Par Jacqueline Namfua

ZANZIBAR CITY, Tanzanie, 5 janvier 2010 – Au cours d'un atelier de Jeunes journalistes d'une durée de sept jours organisé lors du Panorama enfants du Festival international du film de Zanzibar (ZIFF), 24 enfants infectés ou touchés par le VIH/SIDA ont pu partager leurs expériences.

« Chacun s'assoit très loin de vous et les soignants vous  réservent ce regard et cette attitude terribles simplement parce que vous êtes séropositif, » dit Haulat, un orphelin de 17 ans participant à l'atelier originaire de Zanzibar.  

Les participants à cet atelier appartiennent aux groupes de soutien de l'Association des personnes séropositives de Zanzibar (ZAPHA+) qui sont répartis dans les îles d'Unguja et de Pemba. Ces groupes, épaulés par l'UNICEF, offrent un conseil psychosocial, un soutien et une formation aux enfants qui sont confrontés à des difficultés dues à leur séropositivité.

Lors de l'atelier, les enfants ont écrit leurs propres articles et récits pour un communiqué qui a été ensuite distribué pendant les 10 jours de la durée du festival. Des communiqués ont été aussi envoyées à Unguja et à Pemba pour mieux sensibiliser le public au VIH et réduire l'ostracisme et la discrimination contre les enfants infectés et/ou touchés par le VIH et le SIDA.

Ostracisme et discrimination largement répandus

Relativement à d'autres parties de la région, la prévalence du VIH à Zanzibar n'est pas élevée mais les niveaux d'ostracisme le sont.

Selon l'Enquête 2007-2008 sur les indicateurs pour le VIH et le paludisme en Tanzanie, l'ostracisme et la discrimination sont toujours largement répandus parmi les adultes tanzaniens. Environ 43 pour cent des femmes et 35 pour cent des hommes ayant été questionnés ont répondu qu'elles/ils n'achèteraient pas de légumes frais chez un commerçant qui a le VIH et 51 pour cent des femmes et 41 pour cent des hommes qu'elles/ils garderaient secret le fait qu'un membre de leur famille est infecté par le virus VIH.

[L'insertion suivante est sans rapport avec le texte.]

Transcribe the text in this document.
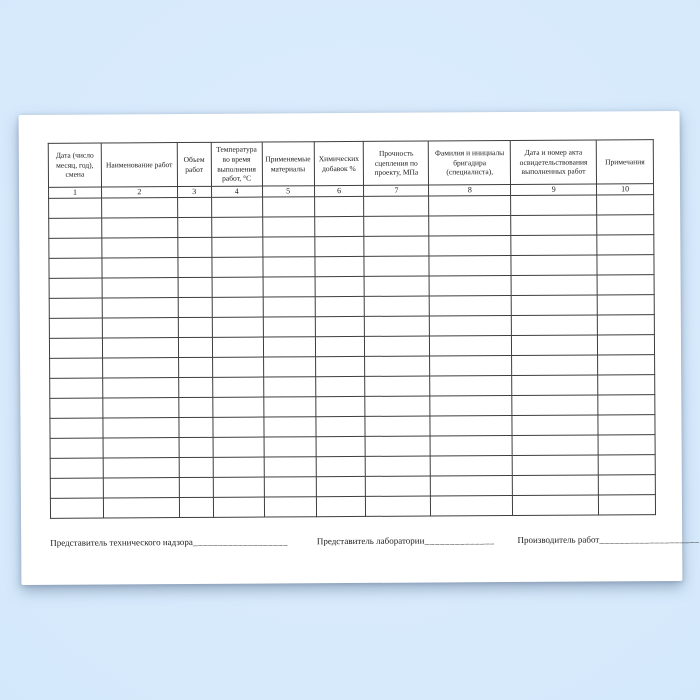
Дата (число месяц, год), смена	Наименование работ	Объем работ	Температура во время выполнения работ, °С	Применяемые материалы	Химических добавок %	Прочность сцепления по проекту, МПа	Фамилия и инициалы бригадира (специалиста),	Дата и номер акта освидетельствования выполненных работ	Примечания
1	2	3	4	5	6	7	8	9	10

Представитель технического надзора___________________	Представитель лаборатории______________	Производитель работ____________________
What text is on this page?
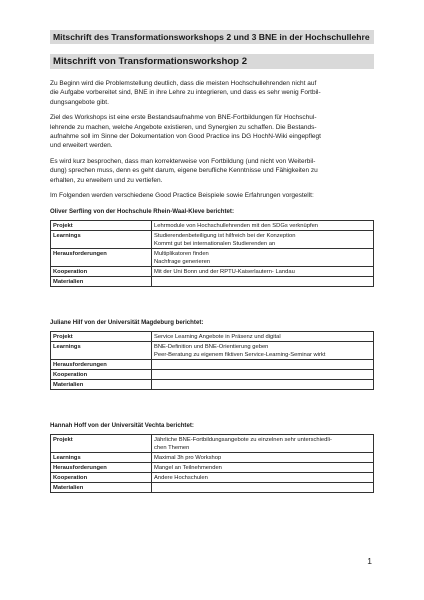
Mitschrift des Transformationsworkshops 2 und 3 BNE in der Hochschullehre
Mitschrift von Transformationsworkshop 2

Zu Beginn wird die Problemstellung deutlich, dass die meisten Hochschullehrenden nicht auf
die Aufgabe vorbereitet sind, BNE in ihre Lehre zu integrieren, und dass es sehr wenig Fortbil-
dungsangebote gibt.

Ziel des Workshops ist eine erste Bestandsaufnahme von BNE-Fortbildungen für Hochschul-
lehrende zu machen, welche Angebote existieren, und Synergien zu schaffen. Die Bestands-
aufnahme soll im Sinne der Dokumentation von Good Practice ins DG HochN-Wiki eingepflegt
und erweitert werden.

Es wird kurz besprochen, dass man korrekterweise von Fortbildung (und nicht von Weiterbil-
dung) sprechen muss, denn es geht darum, eigene berufliche Kenntnisse und Fähigkeiten zu
erhalten, zu erweitern und zu vertiefen.

Im Folgenden werden verschiedene Good Practice Beispiele sowie Erfahrungen vorgestellt:

Oliver Serfling von der Hochschule Rhein-Waal-Kleve berichtet:
Projekt	Lehrmodule von Hochschullehrenden mit den SDGs verknüpfen

Learnings	Studierendenbeteiligung ist hilfreich bei der Konzeption
Kommt gut bei internationalen Studierenden an

Herausforderungen	Multiplikatoren finden
Nachfrage generieren

Kooperation	Mit der Uni Bonn und der RPTU-Kaiserlautern- Landau

Materialien	
Juliane Hilf von der Universität Magdeburg berichtet:
Projekt	Service Learning Angebote in Präsenz und digital

Learnings	BNE-Definition und BNE-Orientierung geben
Peer-Beratung zu eigenem fiktiven Service-Learning-Seminar wirkt

Herausforderungen	

Kooperation	

Materialien	
Hannah Hoff von der Universität Vechta berichtet:
Projekt	Jährliche BNE-Fortbildungsangebote zu einzelnen sehr unterschiedli-
chen Themen

Learnings	Maximal 3h pro Workshop

Herausforderungen	Mangel an Teilnehmenden

Kooperation	Andere Hochschulen

Materialien	
1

A cause du niveau élevé d'ostracisme à Zanzibar, la population est peu disposée au dépistage et à connaître son état sérologique. En conséquence, cela facilite la propagation de la maladie. Bien qu'un traitement pour le VIH et le SIDA soit facilement disponible, beaucoup de personnes évitent le dépistage et le diagnostic par crainte de la réaction des membres de la communauté et de la famille. 

Informer ceux de son âge

L'ostracisme envers les jeunes est souvent aggravé à cause de leur vulnérabilité et peut conduire à l'exclusion, à l'isolation, à l'abandon scolaire et à se voir refuser un traitement dans un établissement médical. L'UNICEF collabore avec le gouvernement de Zanzibar, des organisations de la société civile comme ZAPHA + et d'autres partenaires de développement pour lutter contre l'ostracisme et son impact, particulièrement sur les enfants et les jeunes.

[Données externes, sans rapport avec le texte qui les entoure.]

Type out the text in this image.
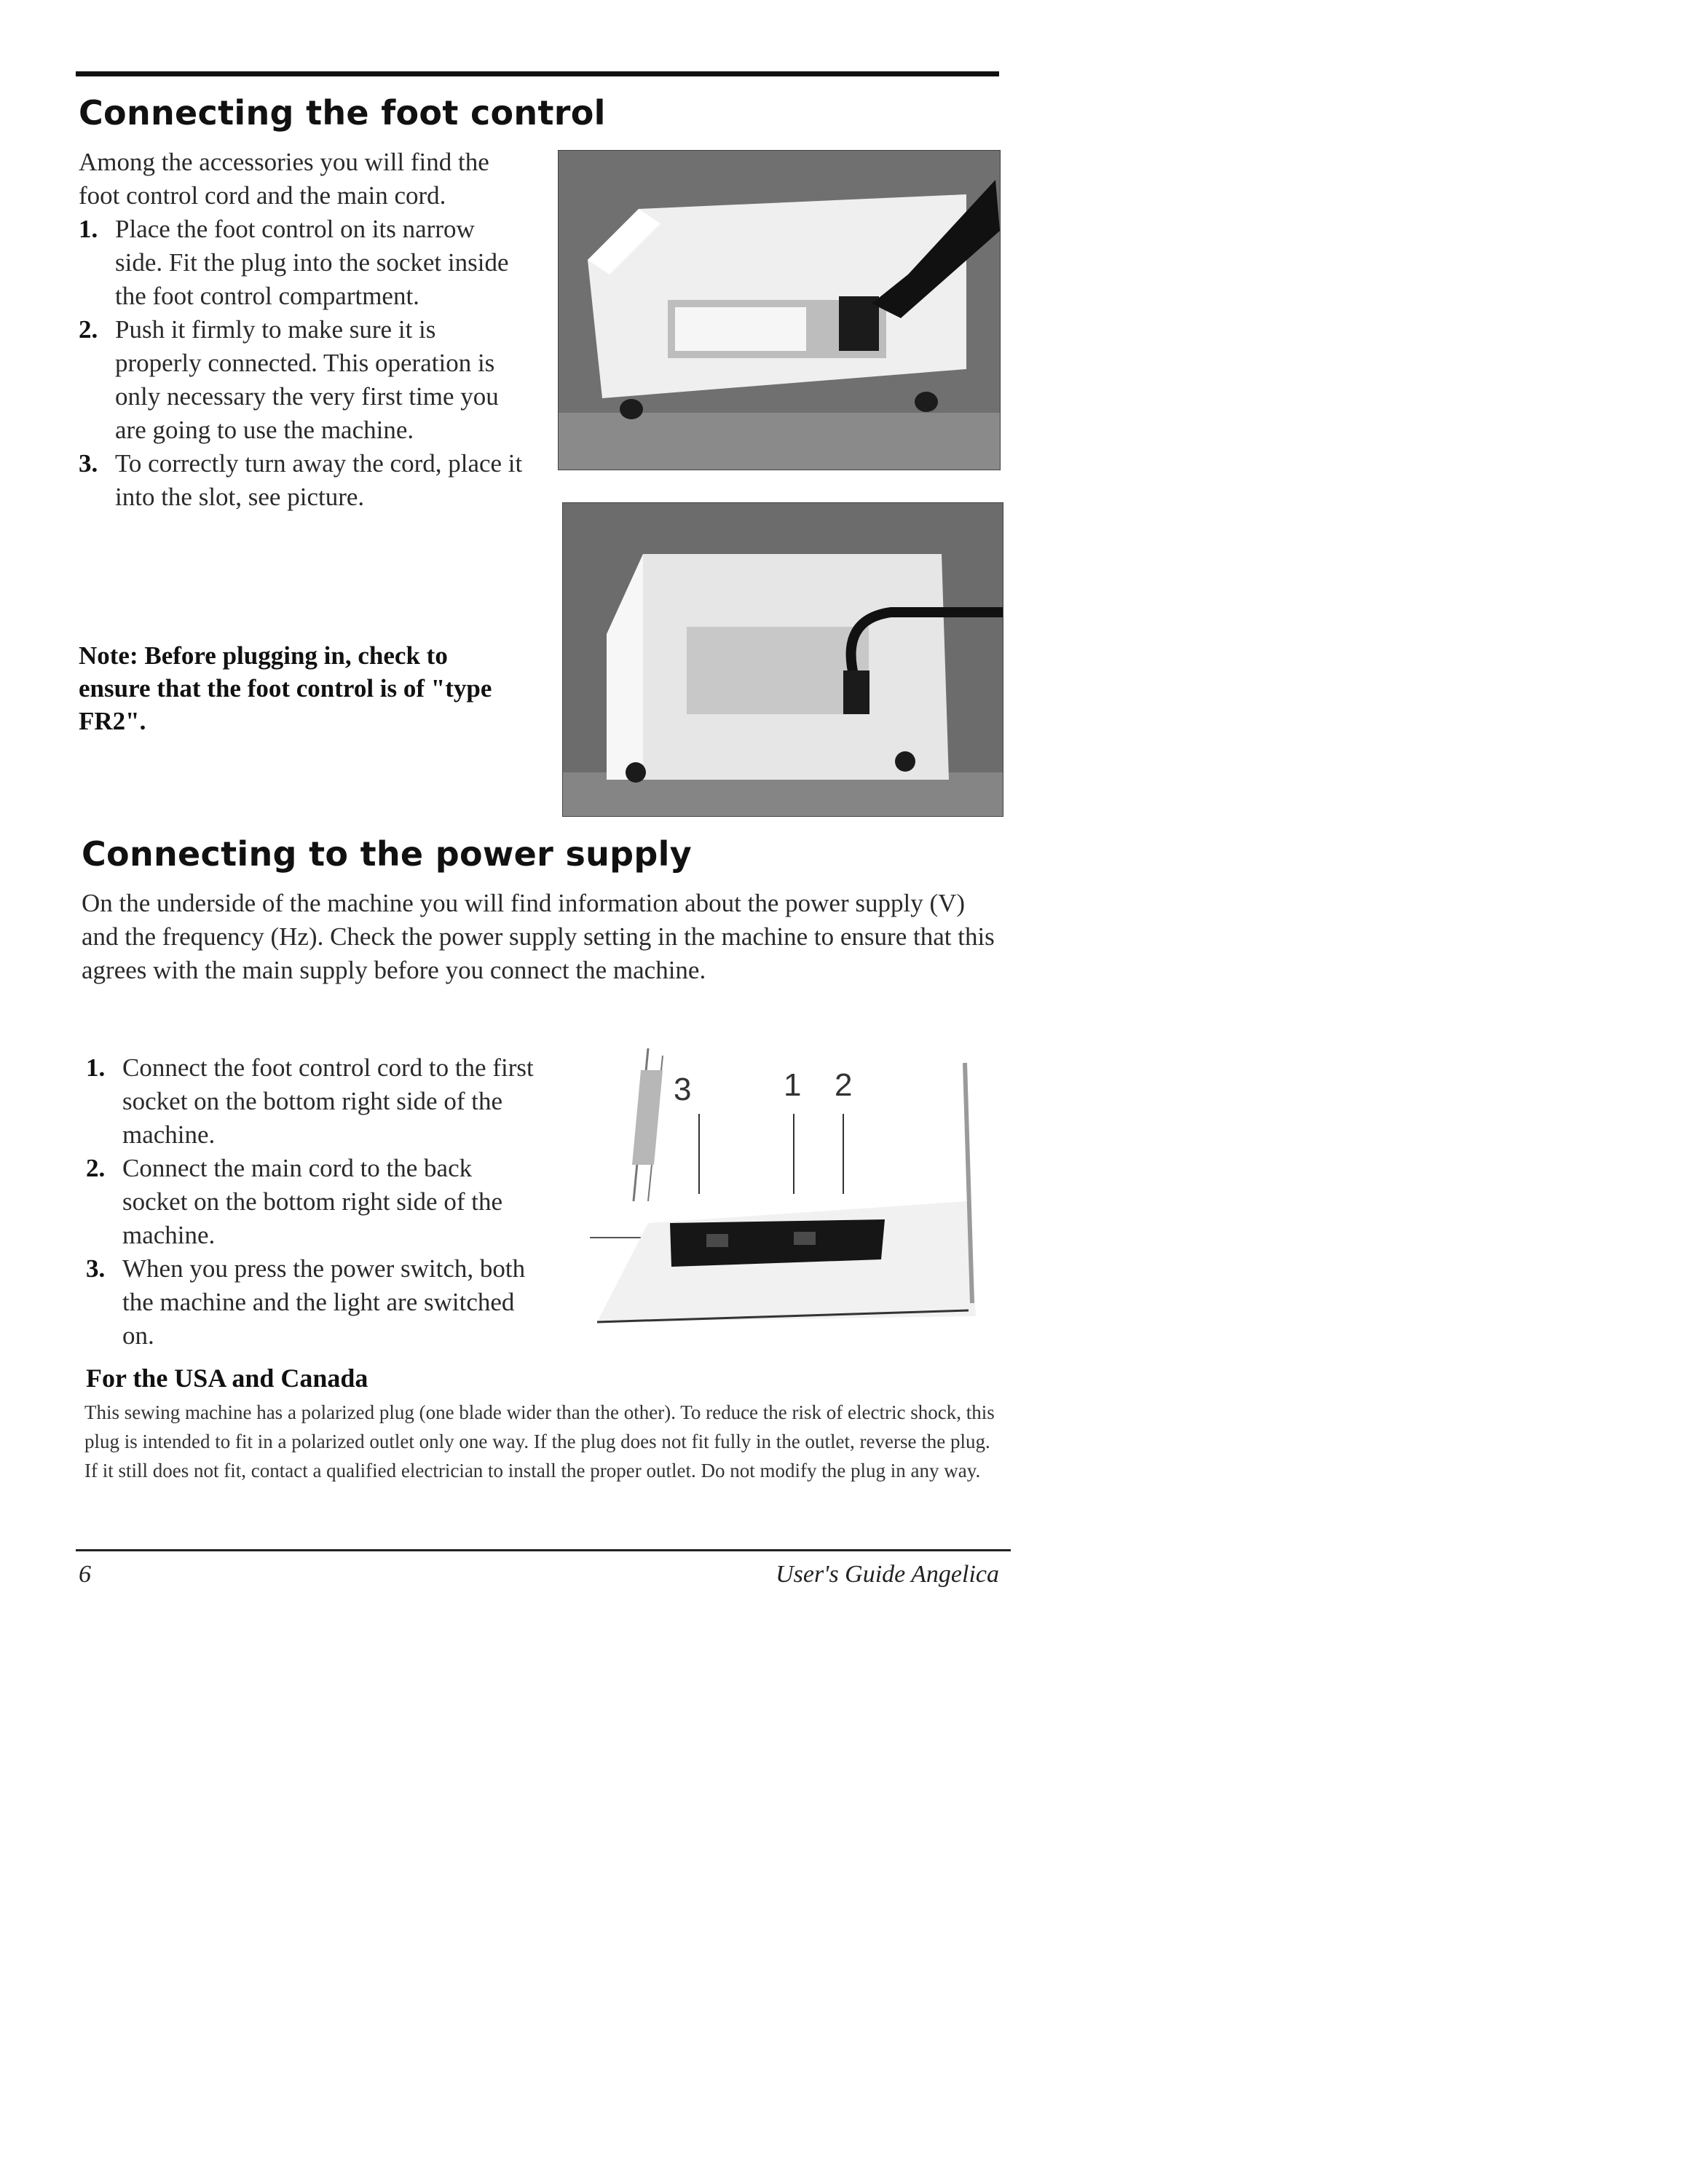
Connecting the foot control

Among the accessories you will find the foot control cord and the main cord.

1. Place the foot control on its narrow side. Fit the plug into the socket inside the foot control compartment.
2. Push it firmly to make sure it is properly connected. This operation is only necessary the very first time you are going to use the machine.
3. To correctly turn away the cord, place it into the slot, see picture.
Note: Before plugging in, check to ensure that the foot control is of "type FR2".
Connecting to the power supply

On the underside of the machine you will find information about the power supply (V) and the frequency (Hz). Check the power supply setting in the machine to ensure that this agrees with the main supply before you connect the machine.

1. Connect the foot control cord to the first socket on the bottom right side of the machine.
2. Connect the main cord to the back socket on the bottom right side of the machine.
3. When you press the power switch, both the machine and the light are switched on.
3	1 2
For the USA and Canada

This sewing machine has a polarized plug (one blade wider than the other). To reduce the risk of electric shock, this plug is intended to fit in a polarized outlet only one way. If the plug does not fit fully in the outlet, reverse the plug. If it still does not fit, contact a qualified electrician to install the proper outlet. Do not modify the plug in any way.

6	User's Guide Angelica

Mgeni, qui a également participé à l'atelier, a découvert qu'elle était séropositive seulement à l'âge de 14 ans, après avoir été infectée toute sa vie. « Quand j'ai appris que j'étais séropositive, j'ai pleuré et pleuré pendant trois jours d'affilée. Mon moral était si bas que je n'ai même pas pu manger pendant une semaine entière, » dit-elle.

La mère de Mgeni, qui est décédée quand celle-ci était toute jeune, était atteinte à la fois d'un cancer du sein et du SIDA. Par conséquent, ses camarades de classe avaient pris leurs distances à l'égard de Mgeni, affirmant qu'elle était malade.

Grâce à des manifestations comme l'Atelier des jeunes journalistes et les réunions régulières des groupes de soutien pour les enfants de ZAPHA+ - conduits par de jeunes animateurs qualifiés – les enfants peuvent analyser les causes et les conséquences de l'ostracisme et élaborer des stratégies pour changer les comportements, accroître la sensibilisation et réduire l'ostracisme, » dit Emmi Mutale, Responsable du programme de l'UNICEF pour la lutte contre le VIH et le SIDA à Zanzibar. 

Peu après avoir pris connaissance de sa séropositivité, Mgeni a rejoint ZAPHA+ et en a appris plus sur le VIH et le SIDA.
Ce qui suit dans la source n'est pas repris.